For the original document, look here.
BSON is a binary format in which zero or more ordered key/value pairs are stored as a single entity. We call this entity a document.
The following grammar specifies version 1.1 of the BSON standard. We’ve written the grammar using a pseudo-BNF syntax. Valid BSON data is represented by the document non-terminal.
The following basic types are used as terminals in the rest of the grammar. Each type must be serialized in little-endian format.
byte 1 byte (8-bits) int32 4 bytes (32-bit signed integer, two’s complement) int64 8 bytes (64-bit signed integer, two’s complement) uint64 8 bytes (64-bit unsigned integer) double 8 bytes (64-bit IEEE 754-2008 binary floating point) decimal128 16 bytes (128-bit IEEE 754-2008 decimal floating point)

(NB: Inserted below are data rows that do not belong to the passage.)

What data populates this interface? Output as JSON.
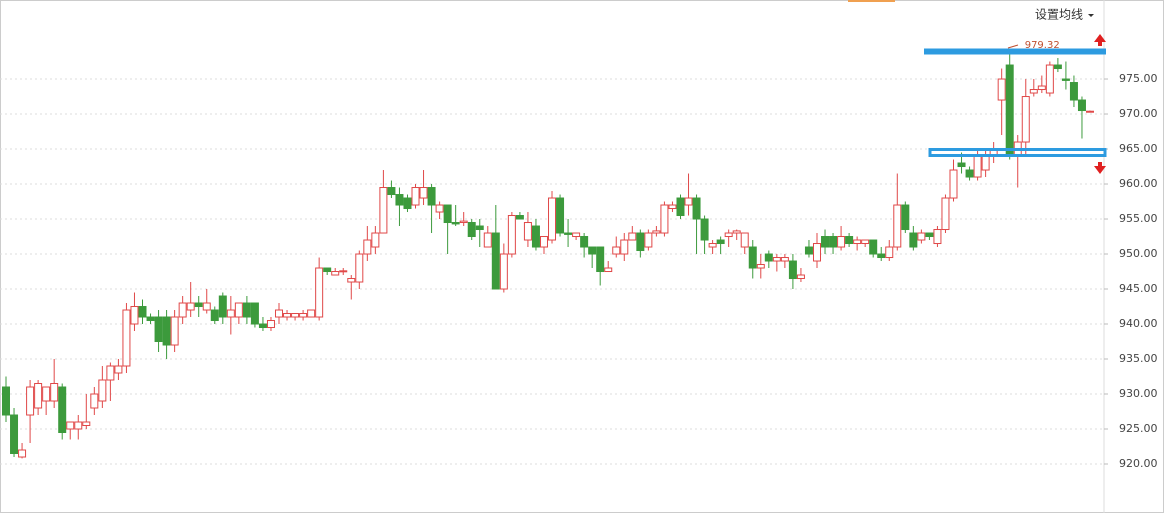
{
  "toolbar": {
    "button": "设置均线"
  },
  "chart_data": {
    "type": "candlestick",
    "ylim": [
      913,
      986.29
    ],
    "yticks": [
      {
        "value": 920,
        "label": "920.00"
      },
      {
        "value": 925,
        "label": "925.00"
      },
      {
        "value": 930,
        "label": "930.00"
      },
      {
        "value": 935,
        "label": "935.00"
      },
      {
        "value": 940,
        "label": "940.00"
      },
      {
        "value": 945,
        "label": "945.00"
      },
      {
        "value": 950,
        "label": "950.00"
      },
      {
        "value": 955,
        "label": "955.00"
      },
      {
        "value": 960,
        "label": "960.00"
      },
      {
        "value": 965,
        "label": "965.00"
      },
      {
        "value": 970,
        "label": "970.00"
      },
      {
        "value": 975,
        "label": "975.00"
      }
    ],
    "grid": true,
    "up_color": "#e04848",
    "down_color": "#3c9a3c",
    "open": [
      931,
      927,
      921,
      927,
      928,
      929,
      929,
      931,
      925,
      925,
      925.5,
      928,
      929,
      932,
      933,
      934,
      940,
      942.5,
      941,
      941,
      941,
      937,
      941,
      942,
      943,
      942,
      942,
      944,
      941,
      941,
      943,
      943,
      940,
      939.5,
      941,
      941,
      941,
      941,
      941,
      941,
      948,
      947,
      947.5,
      946,
      946,
      950,
      951,
      953,
      959.5,
      958.5,
      958,
      957,
      958,
      959.5,
      956,
      957,
      954.5,
      954.5,
      954.5,
      954,
      951,
      953,
      945,
      950,
      955.5,
      952,
      954,
      951,
      952,
      958,
      953,
      952.5,
      952.5,
      951,
      951,
      947.5,
      950,
      950,
      952,
      953,
      951,
      953,
      953,
      956.5,
      958,
      957,
      958,
      955,
      951,
      952,
      952.5,
      953,
      951,
      951,
      948,
      950,
      949,
      949,
      949,
      946.5,
      951,
      949,
      952.5,
      952.5,
      951,
      952.5,
      951.5,
      951.5,
      952,
      950,
      949.5,
      951,
      957,
      953,
      952,
      953,
      951.5,
      953.5,
      958,
      963,
      962,
      961,
      962,
      964,
      972,
      977,
      964,
      966,
      973,
      973.5,
      973,
      977,
      975,
      974.5,
      972,
      970.3
    ],
    "high": [
      932.5,
      928,
      923,
      932,
      932,
      931,
      935,
      931.5,
      926,
      927,
      930,
      931,
      934,
      934.5,
      935,
      943,
      944.5,
      943.5,
      941.5,
      942,
      942,
      942,
      944,
      946,
      944,
      945,
      942.5,
      944.5,
      944,
      943,
      944,
      943,
      941,
      941,
      943,
      942,
      941.5,
      942,
      942,
      949.5,
      948,
      948,
      948,
      947,
      950.5,
      954,
      954,
      962,
      960.5,
      959.5,
      958.5,
      960,
      962,
      960,
      957.5,
      957,
      957,
      956,
      955,
      955,
      954,
      957,
      951.5,
      956,
      956,
      956,
      955,
      952.5,
      959,
      958.5,
      955,
      953,
      953,
      951,
      951,
      949,
      952.5,
      953,
      954,
      953.5,
      953.5,
      954,
      957.5,
      957.5,
      958.5,
      961.5,
      958.5,
      955.5,
      952,
      952.5,
      953.5,
      953.5,
      953,
      952,
      950,
      950.5,
      950,
      950,
      950,
      948,
      952,
      953,
      953.5,
      953,
      954,
      953,
      952.5,
      952,
      952,
      951,
      952,
      961.5,
      957.5,
      954,
      953.5,
      953,
      954,
      958.5,
      963.5,
      964.5,
      962.5,
      965,
      965,
      966,
      976.5,
      979.32,
      967,
      975,
      975,
      975.5,
      977.5,
      978,
      977.5,
      975.5,
      972.5,
      970.5
    ],
    "low": [
      926,
      921,
      920.8,
      923,
      927,
      927,
      928,
      923.5,
      923.5,
      923.5,
      925,
      927,
      928,
      929,
      932,
      933,
      939,
      940,
      940,
      936,
      935,
      936,
      940,
      941,
      941,
      941.5,
      940,
      940,
      938.5,
      940,
      940,
      939.5,
      939,
      939,
      940,
      940.5,
      940.5,
      940.5,
      941,
      940.5,
      947,
      947,
      947,
      943.5,
      945,
      949,
      950,
      953,
      958,
      954,
      956,
      956.5,
      957,
      953,
      955,
      950,
      954,
      954,
      952,
      951,
      951,
      945,
      944.5,
      949.5,
      955,
      951,
      950.5,
      950,
      951.5,
      952.5,
      951,
      952,
      949.5,
      948,
      945.5,
      947.5,
      949.5,
      949,
      952,
      949.5,
      950.5,
      952.5,
      952.5,
      956,
      955,
      955.5,
      950,
      950,
      950,
      950,
      951,
      952,
      950,
      946.5,
      946.5,
      948,
      947.5,
      948,
      945,
      946,
      949.5,
      948,
      950,
      950,
      950.5,
      951,
      950.5,
      951,
      949.5,
      949,
      949,
      950.5,
      953,
      950.5,
      951.5,
      952,
      951,
      953,
      957.5,
      961.5,
      960.5,
      960.5,
      961,
      963,
      967,
      963.5,
      959.5,
      964,
      972.5,
      973,
      972.5,
      976,
      973.5,
      971,
      966.5,
      970.3
    ],
    "close": [
      927,
      921.5,
      922,
      931,
      931.5,
      931,
      931.5,
      924.5,
      926,
      926,
      926,
      930,
      932,
      934,
      934,
      942,
      942.5,
      941,
      940.5,
      937.5,
      937,
      941,
      943,
      943,
      942.5,
      943,
      940.5,
      941,
      942,
      943,
      941,
      940,
      939.5,
      940.5,
      942,
      941.5,
      941.5,
      941.5,
      942,
      948,
      947.5,
      947.5,
      947.6,
      946.5,
      950,
      952,
      953,
      959.5,
      958.5,
      957,
      956.5,
      959.5,
      959.5,
      957,
      957,
      954.5,
      954.3,
      954.7,
      952.5,
      953.5,
      953,
      945,
      950,
      955.5,
      955,
      954.5,
      951,
      952.5,
      958,
      953,
      952.8,
      953,
      951,
      950,
      947.5,
      948,
      951,
      952,
      953,
      950.5,
      953,
      953.3,
      957,
      957,
      955.5,
      958,
      955,
      952,
      951.5,
      951.5,
      953,
      953.3,
      953,
      948,
      948.5,
      949,
      949.5,
      949.5,
      946.5,
      947,
      950,
      951.5,
      951,
      951,
      952.5,
      951.5,
      952,
      952,
      950,
      949.5,
      951,
      957,
      953.5,
      951,
      953,
      952.5,
      953.5,
      958,
      962,
      962.5,
      961,
      964,
      964,
      965,
      975,
      964,
      966,
      972.5,
      973.5,
      974,
      977,
      976.5,
      974.8,
      972,
      970.5,
      970.4
    ]
  }
}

The following specifies the rest of the BSON grammar. Note that quoted strings represent terminals, and should be interpreted with C semantics (e.g. “0x01” represents the byte 0000 0001). Also note that we use the * operator as shorthand for repetition (e.g. (“0x01”*2) is “0x010x01”). When used as a unary operator, * means that the repetition can occur 0 or more times.
document ::=
int32 e_list "0x00" ①
element-list ::=
element element-list
| ""
element ::=
"0x01" e_name double 64-bit binary floating point
| "0x02" e_name string UTF-8 string
| "0x03" e_name document Embedded document
| "0x04" e_name document Array
| "0x05" e_name binary Binary data
| "0x06" e_name Undefined (value) — Deprecated
| "0x07" e_name (byte*12) ObjectId
| "0x08" e_name "0x00" Boolean "false"
| "0x08" e_name "0x01" Boolean "true"
| "0x09" e_name int64 UTC datetime
| "0x0A" e_name Null value
| "0x0B" e_name cstring cstring Regular expression
| "0x0C" e_name string (byte*12) DBPointer — Deprecated
| "0x0D" e_name string JavaScript code
| "0x0E" e_name string Symbol. — Deprecated
| "0x0F" e_name code_w_s JavaScript code w/ scope — Deprecated
| "0x10" e_name int32 32-bit integer
| "0x11" e_name uint64 Timestamp
| "0x12" e_name int64 64-bit integer
| "0x13" e_name decimal128 128-bit decimal floating point
| "0xFF" e_name Min key
| "0x7F" e_name Max key
e_name ::=
cstring Key name
string ::=
int32 (byte*) "0x00" String - The int32 is the number bytes in the (byte*) + 1 (for the trailing '0x00'). The (byte*) is zero or more UTF-8 encoded characters.
cstring ::= (byte*) "0x00" Zero or more modified UTF-8 encoded characters followed by '0x00'. The (byte*) MUST NOT contain '0x00', hence it is not full UTF-8.
binary ::= int32 subtype (byte*) Binary - The int32 is the number of bytes in the (byte*).
subtype ::= "0x00" Generic binary subtype
| "0x01" Function
| "0x02" Binary (Old)
| "0x03" UUID (Old)
| "0x04" UUID
| "0x05" MD5
| "0x06" Encrypted BSON value
| "0x80" User defined
code_w_s ::= int32 string document Code w/ scope — Deprecated
① BSON Document. int32 is the total number of bytes comprising the document.